Q – What is the difference between taxation for a regular
or “C” corporation and an “S” corporation?
A – A “C” corporation pays income tax on its
income. Dividends paid by a “C” corporation are subject
to income tax at the stockholder level – therefore earnings
are taxed twice. An “S” corporation does not pay income
tax. Instead, the stockholders of the corporation pay the tax on
their prorated share of the company’s income. The company’s
income is then taxed at individual tax rates. An advantage of an “S” corporation
is that there is no double taxation of dividends. Another entity
that is used frequently is a Limited Liability Company (LLC). Like
an “S” corporation, a LLC does not pay income tax and
the owners pay tax on their prorated share of income. A LLC is
taxed like a partnership which can have other advantages.
Q – How do the new “bonus” depreciation
rules work?
A – 30% bonus depreciation can be used for personal property
purchased between September 11, 2001 and May 5, 2003. 50% bonus
depreciation can be used for property purchased after May 5, 2003
through December 31, 2004. For example, a company purchased a computer
on August 1, 2003 for $50,000. It would qualify for 50% bonus depreciation
plus normal depreciation (5 years for computers). First year depreciation
would be $30,000 ($50,000 x 50% plus $25,000 / 5). A company can
also elect not to take bonus depreciation.

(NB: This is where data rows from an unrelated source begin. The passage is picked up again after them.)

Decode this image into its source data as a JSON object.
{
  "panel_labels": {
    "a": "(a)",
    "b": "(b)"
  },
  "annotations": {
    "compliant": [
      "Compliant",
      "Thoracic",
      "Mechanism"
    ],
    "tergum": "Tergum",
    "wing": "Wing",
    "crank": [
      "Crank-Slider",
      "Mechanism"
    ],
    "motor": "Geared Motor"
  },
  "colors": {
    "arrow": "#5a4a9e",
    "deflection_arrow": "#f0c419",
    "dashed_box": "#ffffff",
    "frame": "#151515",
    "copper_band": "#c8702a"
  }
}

Q – What tax credits are available to manufacturers
in Kansas?
A - There are 10 different federal and Kansas tax credits available
to manufacturers in the state. The tax credits fall into basic
categories such as credits for research and development, credits
for increasing employment, credits for training employees and credits
for investing in property, plant and equipment in Kansas. Tax credits
are generally claimed on a company’s year end tax return.